LAWS(MAD)-1996-10-55

KOTHANDAPANI PADAYACHI Vs. RANGANATHA PADAYACHI

Decided On October 15, 1996
KOTHANDAPANI PADAYACHI Appellant
V/S
RANGANATHA PADAYACHI Respondents

JUDGEMENT

(1.) THE plaintiff in O. S. No. 608 of 1977 on the file of District Munsif Court , cuddalore, who succeeded before trial court but lost before the learned first appellate Judge is the appellant in the above second appeal.

(2.) THE suit was filed for the specific performance of the agreement of sale dated 8. 10. 1977 marked as Ex. A-1 (unregistered agreement of sale) said to have been executed by the first defendant and for a direction to the defendants to execute a sale deed in favour of the plaintiff and in default thereof, the court to execute the same and for future mesne profits.
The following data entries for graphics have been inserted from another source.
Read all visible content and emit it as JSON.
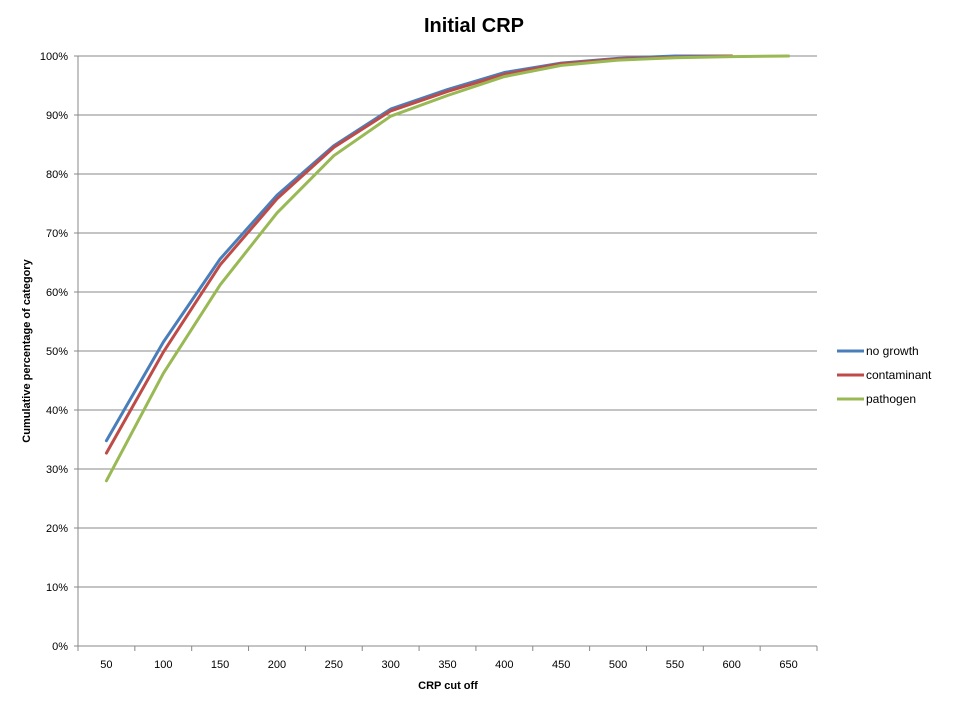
{
  "chart_data": {
    "type": "line",
    "title": "Initial CRP",
    "xlabel": "CRP cut off",
    "ylabel": "Cumulative percentage of category",
    "categories": [
      "50",
      "100",
      "150",
      "200",
      "250",
      "300",
      "350",
      "400",
      "450",
      "500",
      "550",
      "600",
      "650"
    ],
    "ylim": [
      0,
      100
    ],
    "yticks": [
      "0%",
      "10%",
      "20%",
      "30%",
      "40%",
      "50%",
      "60%",
      "70%",
      "80%",
      "90%",
      "100%"
    ],
    "grid": true,
    "legend_position": "right",
    "series": [
      {
        "name": "no growth",
        "color": "#4a7ebb",
        "values": [
          34.8,
          51.5,
          65.6,
          76.4,
          84.8,
          91.0,
          94.3,
          97.2,
          98.8,
          99.6,
          100.0,
          100.0,
          null
        ]
      },
      {
        "name": "contaminant",
        "color": "#be4b48",
        "values": [
          32.7,
          49.8,
          64.6,
          75.8,
          84.5,
          90.7,
          94.0,
          96.9,
          98.7,
          99.5,
          99.8,
          100.0,
          null
        ]
      },
      {
        "name": "pathogen",
        "color": "#98b954",
        "values": [
          28.0,
          46.2,
          61.2,
          73.4,
          83.1,
          89.8,
          93.3,
          96.5,
          98.4,
          99.3,
          99.7,
          99.9,
          100.0
        ]
      }
    ]
  }
}
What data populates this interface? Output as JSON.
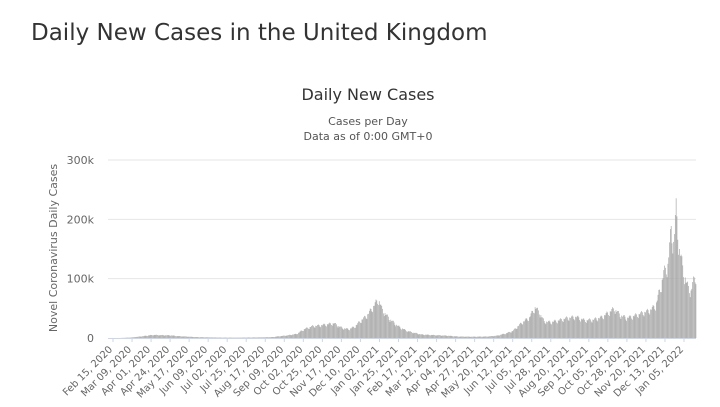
{
  "page_title": "Daily New Cases in the United Kingdom",
  "chart_data": {
    "type": "bar",
    "title": "Daily New Cases",
    "subtitle_lines": [
      "Cases per Day",
      "Data as of 0:00 GMT+0"
    ],
    "ylabel": "Novel Coronavirus Daily Cases",
    "xlabel": "",
    "ylim": [
      0,
      300000
    ],
    "y_ticks": [
      0,
      100000,
      200000,
      300000
    ],
    "y_tick_labels": [
      "0",
      "100k",
      "200k",
      "300k"
    ],
    "x_range": [
      "2020-02-15",
      "2022-01-28"
    ],
    "x_tick_labels": [
      "Feb 15, 2020",
      "Mar 09, 2020",
      "Apr 01, 2020",
      "Apr 24, 2020",
      "May 17, 2020",
      "Jun 09, 2020",
      "Jul 02, 2020",
      "Jul 25, 2020",
      "Aug 17, 2020",
      "Sep 09, 2020",
      "Oct 02, 2020",
      "Oct 25, 2020",
      "Nov 17, 2020",
      "Dec 10, 2020",
      "Jan 02, 2021",
      "Jan 25, 2021",
      "Feb 17, 2021",
      "Mar 12, 2021",
      "Apr 04, 2021",
      "Apr 27, 2021",
      "May 20, 2021",
      "Jun 12, 2021",
      "Jul 05, 2021",
      "Jul 28, 2021",
      "Aug 20, 2021",
      "Sep 12, 2021",
      "Oct 05, 2021",
      "Oct 28, 2021",
      "Nov 20, 2021",
      "Dec 13, 2021",
      "Jan 05, 2022"
    ],
    "series": [
      {
        "name": "Daily New Cases",
        "color": "#a8a8a8",
        "points": [
          [
            "2020-02-15",
            0
          ],
          [
            "2020-03-01",
            50
          ],
          [
            "2020-03-15",
            900
          ],
          [
            "2020-03-25",
            2500
          ],
          [
            "2020-04-05",
            4500
          ],
          [
            "2020-04-10",
            5200
          ],
          [
            "2020-04-20",
            4800
          ],
          [
            "2020-05-01",
            4500
          ],
          [
            "2020-05-10",
            3200
          ],
          [
            "2020-05-20",
            2500
          ],
          [
            "2020-06-01",
            1500
          ],
          [
            "2020-06-15",
            1100
          ],
          [
            "2020-07-01",
            700
          ],
          [
            "2020-07-20",
            600
          ],
          [
            "2020-08-01",
            800
          ],
          [
            "2020-08-20",
            1100
          ],
          [
            "2020-09-01",
            1500
          ],
          [
            "2020-09-10",
            3000
          ],
          [
            "2020-09-20",
            4500
          ],
          [
            "2020-10-01",
            7000
          ],
          [
            "2020-10-10",
            15000
          ],
          [
            "2020-10-20",
            20000
          ],
          [
            "2020-11-01",
            22000
          ],
          [
            "2020-11-10",
            24000
          ],
          [
            "2020-11-15",
            25000
          ],
          [
            "2020-11-25",
            17000
          ],
          [
            "2020-12-03",
            15000
          ],
          [
            "2020-12-10",
            19000
          ],
          [
            "2020-12-18",
            30000
          ],
          [
            "2020-12-25",
            38000
          ],
          [
            "2020-12-31",
            50000
          ],
          [
            "2021-01-05",
            60000
          ],
          [
            "2021-01-08",
            66000
          ],
          [
            "2021-01-12",
            50000
          ],
          [
            "2021-01-18",
            38000
          ],
          [
            "2021-01-25",
            28000
          ],
          [
            "2021-02-01",
            20000
          ],
          [
            "2021-02-10",
            13000
          ],
          [
            "2021-02-17",
            10000
          ],
          [
            "2021-03-01",
            6000
          ],
          [
            "2021-03-15",
            5000
          ],
          [
            "2021-04-01",
            4000
          ],
          [
            "2021-04-15",
            2500
          ],
          [
            "2021-05-01",
            2200
          ],
          [
            "2021-05-20",
            2500
          ],
          [
            "2021-06-01",
            4000
          ],
          [
            "2021-06-12",
            8000
          ],
          [
            "2021-06-20",
            12000
          ],
          [
            "2021-06-30",
            25000
          ],
          [
            "2021-07-10",
            35000
          ],
          [
            "2021-07-17",
            52000
          ],
          [
            "2021-07-22",
            44000
          ],
          [
            "2021-07-28",
            28000
          ],
          [
            "2021-08-05",
            27000
          ],
          [
            "2021-08-15",
            30000
          ],
          [
            "2021-08-25",
            34000
          ],
          [
            "2021-09-05",
            36000
          ],
          [
            "2021-09-15",
            30000
          ],
          [
            "2021-09-25",
            31000
          ],
          [
            "2021-10-05",
            35000
          ],
          [
            "2021-10-15",
            44000
          ],
          [
            "2021-10-21",
            50000
          ],
          [
            "2021-10-28",
            39000
          ],
          [
            "2021-11-05",
            34000
          ],
          [
            "2021-11-15",
            38000
          ],
          [
            "2021-11-25",
            43000
          ],
          [
            "2021-12-03",
            47000
          ],
          [
            "2021-12-10",
            55000
          ],
          [
            "2021-12-15",
            80000
          ],
          [
            "2021-12-20",
            110000
          ],
          [
            "2021-12-25",
            125000
          ],
          [
            "2021-12-29",
            185000
          ],
          [
            "2022-01-01",
            162000
          ],
          [
            "2022-01-04",
            218000
          ],
          [
            "2022-01-08",
            150000
          ],
          [
            "2022-01-12",
            120000
          ],
          [
            "2022-01-17",
            90000
          ],
          [
            "2022-01-22",
            80000
          ],
          [
            "2022-01-25",
            96000
          ],
          [
            "2022-01-28",
            108000
          ]
        ]
      }
    ]
  }
}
(3.) LEARNED counsel appearing for the appellant while elaborating the substantial questions of law formulated at the time of admission of the appeal, contended that the lower appellate court was not right in observing that the trial court has committed an error to accepting the plaintiff' ; s case by comparing the admitted signatures of the first defendant with the signatures found in Exs. A-1 and A-2 and that having regard to the provisions contained in sec. 73 of the Indian Evidence Act, learned trial Judge had ample powers to himself compare the disputed signature with the admitted signature and come to a conclusion on the genuineness of the signature found in the suit agreement. Reliance was also placed by learned counsel for the appellant on a decision reported in Narasimha Rao v. Someshwar Joshi, (1956)2 M. L. J. 299: A. I. R. 1957 mad. 210. That was a case where the signature disputed was in a promissory note and the trial court had adopted the process of comparing the same with the signature in the vakalat and the petitioner and those taken from the said person in court. It was held by this Court that the signature must be held to have been properly proved. It may be noticed even at this stage that the very learned Judge has chosen to administer a caution that even the opinion of a handwriting ex parte, standing by itself, is rarely conclusive on the question of disputed signature of a person and that the opinion formed by the court cannot be said to be conclusive, but at the same time, the learned Judge declined to interfere in that case, keeping in view, that he was sitting and exercising revisional jurisdiction and normally, the High Court sitting in revision should not interfere unless there is a patent error and clear failure of justice, as in a case where there in no evidence or no jurisdiction.